Le contentieux né du double scrutin législatif et communal du 11 janvier 2026 connaît ses premiers développements devant la Cour suprême. Saisie de plusieurs requêtes introduites par des responsables locaux de partis de la mouvance présidentielle, la haute juridiction a déclaré irrecevables cinq recours portant sur des circonscriptions jugées sensibles, notamment Porto-Novo, Akpro-Missérété et Toffo. Ces requêtes visaient à contester des chiffres électoraux encore provisoires, dans un contexte marqué par une forte attente politique et médiatique autour des résultats.
La CENA et le parquet rappellent le cadre légal
Au cœur de la procédure, la Commission électorale nationale autonome (CENA) a opposé un rappel ferme des principes juridiques en vigueur. L’institution a souligné qu’aucun résultat officiel n’avait encore été proclamé, rendant toute contestation juridiquement infondée à ce stade du processus électoral.

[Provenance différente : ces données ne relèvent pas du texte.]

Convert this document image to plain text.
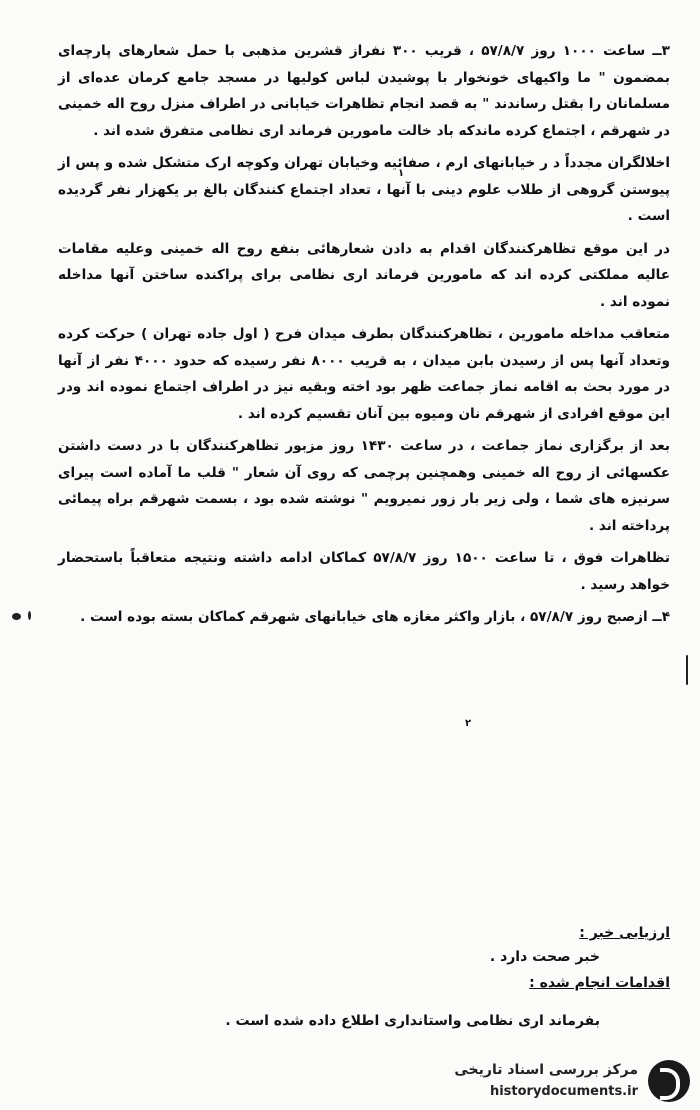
۳ــ ساعت ۱۰۰۰ روز ۵۷/۸/۷ ، قریب ۳۰۰ نفراز قشرین مذهبی با حمل شعارهای پارچه‌ای بمضمون " ما واکیهای خونخوار با پوشیدن لباس کولیها در مسجد جامع کرمان عده‌ای از مسلمانان را بقتل رساندند " به قصد انجام تظاهرات خیابانی در اطراف منزل روح اله خمینی در شهرقم ، اجتماع کرده ماندکه باد خالت مامورین فرماند اری‌ نظامی متفرق شده اند .

اخلالگران مجدداً د ر خیابانهای ارم ، صفائیه وخیابان تهران وکوچه ارک متشکل شده و پس از پیوستن گروهی از طلاب علوم دینی با آنها ، تعداد اجتماع کنندگان بالغ بر یکهزار نفر گردیده است .

در این موقع تظاهرکنندگان اقدام به دادن شعارهائی بنفع روح اله خمینی وعلیه مقامات عالیه مملکتی کرده اند که مامورین فرماند اری نظامی برای پراکنده ساختن آنها مداخله نموده اند .

متعاقب مداخله مامورین ، تظاهرکنندگان بطرف میدان فرح ( اول جاده تهران ) حرکت کرده وتعداد آنها پس از رسیدن بابن میدان ، به قریب ۸۰۰۰ نفر رسیده که حدود ۴۰۰۰ نفر از آنها در مورد بحث به اقامه نماز جماعت ظهر بود اخته وبقیه نیز در اطراف اجتماع نموده اند ودر این موقع افرادی از شهرقم نان وميوه بین آنان تقسیم کرده اند .

بعد از برگزاری نماز جماعت ، در ساعت ۱۴۳۰ روز مزبور تظاهرکنندگان با در دست داشتن عکسهائی از روح اله خمینی وهمچنین پرچمی که روی آن شعار " قلب ما آماده است پیرای سرنیزه های شما ، ولی زیر بار زور نمیرویم " نوشته شده بود ، بسمت شهرقم براه پیمائی پرداخته اند .

تظاهرات فوق ، تا ساعت ۱۵۰۰ روز ۵۷/۸/۷ کماکان ادامه داشته ونتیجه متعاقباً باستحضار خواهد رسید .

۴ــ ازصبح روز ۵۷/۸/۷ ، بازار واکثر مغازه های خیابانهای شهرقم کماکان بسته بوده است .

۱
۲
ارزیابی خبر :
خبر صحت دارد .
اقدامات انجام شده :
بفرماند اری نظامی واستانداری اطلاع داده شده است .
مرکز بررسی اسناد تاریخی
historydocuments.ir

Le ministère public, représenté par l’avocat général Jacques Hounsou, a soutenu cette position. Devant la Cour, il a insisté sur le caractère strictement encadré du contentieux électoral, lequel obéit à une chronologie précise qui ne saurait être ignorée par les acteurs politiques.
Une décision fondée sur le droit
Présidée par le professeur Ibrahim Salami, la Chambre administrative de la Cour suprême a tranché en faveur de l’irrecevabilité des cinq recours pour cause de précocité. La juridiction a rappelé qu’en l’absence de proclamation officielle des résultats, aucun grief juridiquement constitué ne peut être retenu.

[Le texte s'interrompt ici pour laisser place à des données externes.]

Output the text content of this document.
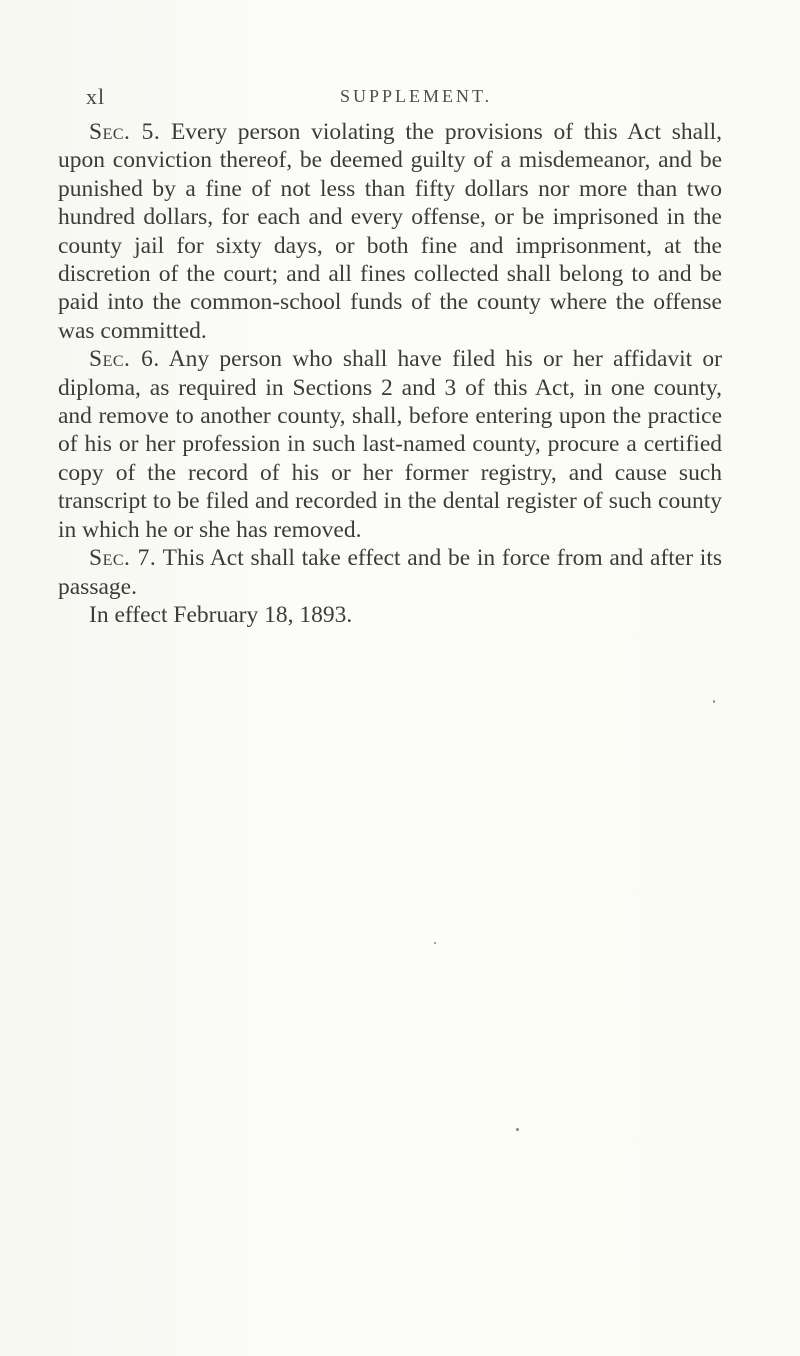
xl	SUPPLEMENT.

Sec. 5. Every person violating the provisions of this Act shall, upon conviction thereof, be deemed guilty of a misdemeanor, and be punished by a fine of not less than fifty dollars nor more than two hundred dollars, for each and every offense, or be imprisoned in the county jail for sixty days, or both fine and imprisonment, at the discretion of the court; and all fines collected shall belong to and be paid into the common-school funds of the county where the offense was committed.

Sec. 6. Any person who shall have filed his or her affidavit or diploma, as required in Sections 2 and 3 of this Act, in one county, and remove to another county, shall, before entering upon the practice of his or her profession in such last-named county, procure a certified copy of the record of his or her former registry, and cause such transcript to be filed and recorded in the dental register of such county in which he or she has removed.

Sec. 7. This Act shall take effect and be in force from and after its passage.

In effect February 18, 1893.
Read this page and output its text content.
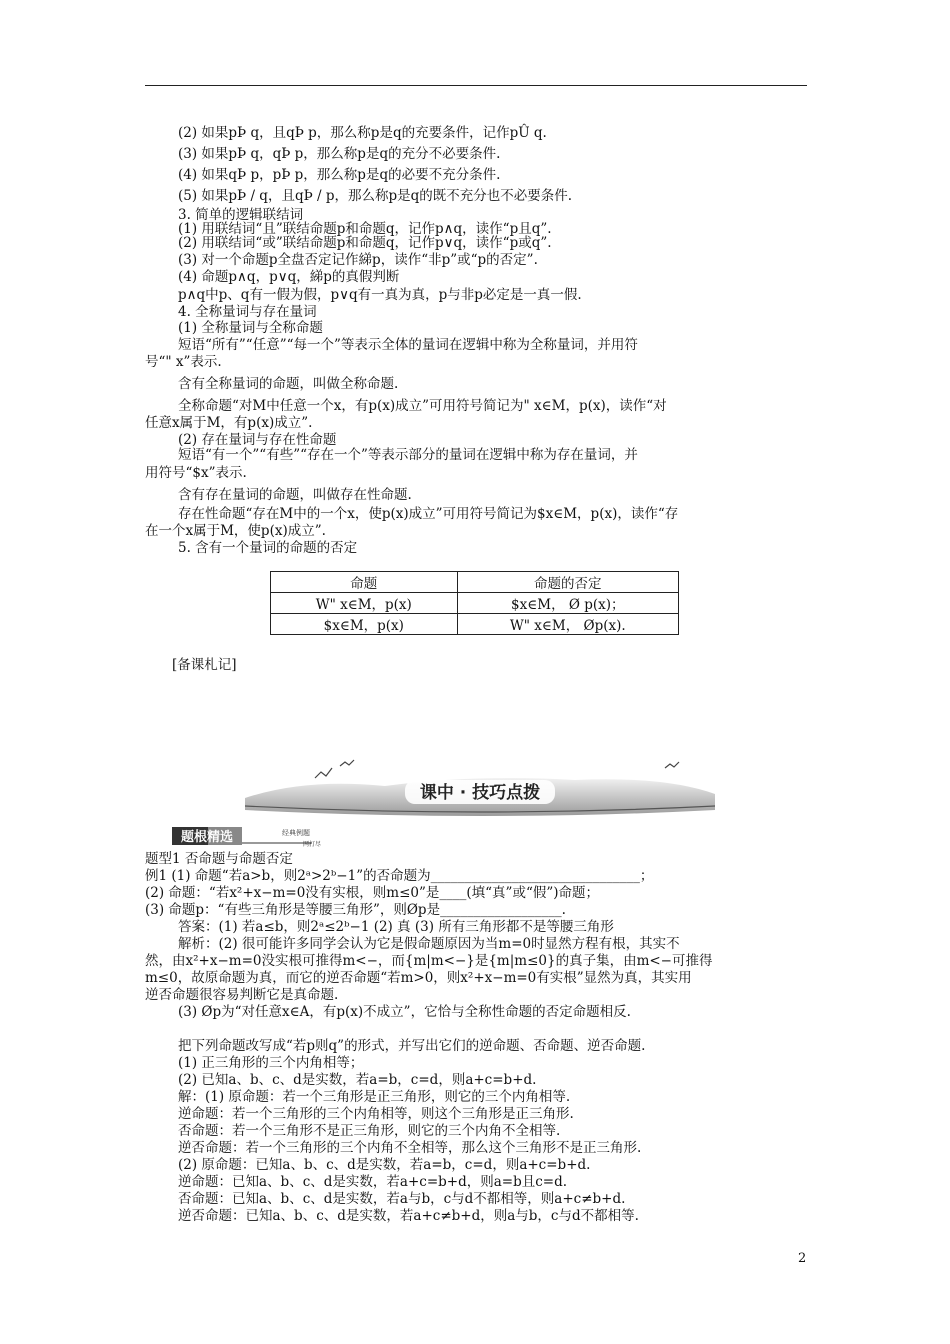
(2) 如果pÞ q，且qÞ p，那么称p是q的充要条件，记作pÛ q.
(3) 如果pÞ q，qÞ p，那么称p是q的充分不必要条件.
(4) 如果qÞ p，pÞ p，那么称p是q的必要不充分条件.
(5) 如果pÞ / q，且qÞ / p，那么称p是q的既不充分也不必要条件.
3. 简单的逻辑联结词
(1) 用联结词“且”联结命题p和命题q，记作p∧q，读作“p且q”.
(2) 用联结词“或”联结命题p和命题q，记作p∨q，读作“p或q”.
(3) 对一个命题p全盘否定记作綈p，读作“非p”或“p的否定”.
(4) 命题p∧q，p∨q，綈p的真假判断
p∧q中p、q有一假为假，p∨q有一真为真，p与非p必定是一真一假.
4. 全称量词与存在量词
(1) 全称量词与全称命题
短语“所有”“任意”“每一个”等表示全体的量词在逻辑中称为全称量词，并用符
号“" x”表示.
含有全称量词的命题，叫做全称命题.
全称命题“对M中任意一个x，有p(x)成立”可用符号简记为" x∈M，p(x)，读作“对
任意x属于M，有p(x)成立”.
(2) 存在量词与存在性命题
短语“有一个”“有些”“存在一个”等表示部分的量词在逻辑中称为存在量词，并
用符号“$x”表示.
含有存在量词的命题，叫做存在性命题.
存在性命题“存在M中的一个x，使p(x)成立”可用符号简记为$x∈M，p(x)，读作“存
在一个x属于M，使p(x)成立”.
5. 含有一个量词的命题的否定
命题	命题的否定
W" x∈M，p(x)	$x∈M， Ø p(x)；
$x∈M，p(x)	W" x∈M， Øp(x).
[备课札记]
课中 · 技巧点拨
题根精选	经典例题
一网打尽
题型1 否命题与命题否定
例1 (1) 命题“若a>b，则2ᵃ>2ᵇ−1”的否命题为_______________________________；
(2) 命题：“若x²+x−m=0没有实根，则m≤0”是____(填“真”或“假”)命题；
(3) 命题p：“有些三角形是等腰三角形”，则Øp是__________________.
答案：(1) 若a≤b，则2ᵃ≤2ᵇ−1 (2) 真 (3) 所有三角形都不是等腰三角形
解析：(2) 很可能许多同学会认为它是假命题原因为当m=0时显然方程有根，其实不
然，由x²+x−m=0没实根可推得m<−，而{m|m<−}是{m|m≤0}的真子集，由m<−可推得
m≤0，故原命题为真，而它的逆否命题“若m>0，则x²+x−m=0有实根”显然为真，其实用
逆否命题很容易判断它是真命题.
(3) Øp为“对任意x∈A，有p(x)不成立”，它恰与全称性命题的否定命题相反.
把下列命题改写成“若p则q”的形式，并写出它们的逆命题、否命题、逆否命题.
(1) 正三角形的三个内角相等；
(2) 已知a、b、c、d是实数，若a=b，c=d，则a+c=b+d.
解：(1) 原命题：若一个三角形是正三角形，则它的三个内角相等.
逆命题：若一个三角形的三个内角相等，则这个三角形是正三角形.
否命题：若一个三角形不是正三角形，则它的三个内角不全相等.
逆否命题：若一个三角形的三个内角不全相等，那么这个三角形不是正三角形.
(2) 原命题：已知a、b、c、d是实数，若a=b，c=d，则a+c=b+d.
逆命题：已知a、b、c、d是实数，若a+c=b+d，则a=b且c=d.
否命题：已知a、b、c、d是实数，若a与b，c与d不都相等，则a+c≠b+d.
逆否命题：已知a、b、c、d是实数，若a+c≠b+d，则a与b，c与d不都相等.
2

Les préjudices invoqués par les requérants ont ainsi été jugés hypothétiques et insuffisants pour fonder une action contentieuse recevable devant la Cour.
Un calendrier judiciaire désormais fixé
Si cette décision met un terme provisoire aux initiatives contentieuses engagées, elle ne ferme pas pour autant la voie judiciaire. Elle en fixe plutôt les règles et le tempo. Les acteurs politiques concernés devront attendre la publication officielle des résultats par la CENA avant d’exercer, le cas échéant, des recours conformes aux exigences légales.
La Cour suprême réaffirme ainsi son attachement au respect des procédures et à la stabilité du processus électoral, dans un contexte où la rigueur juridique demeure un gage de crédibilité démocratique.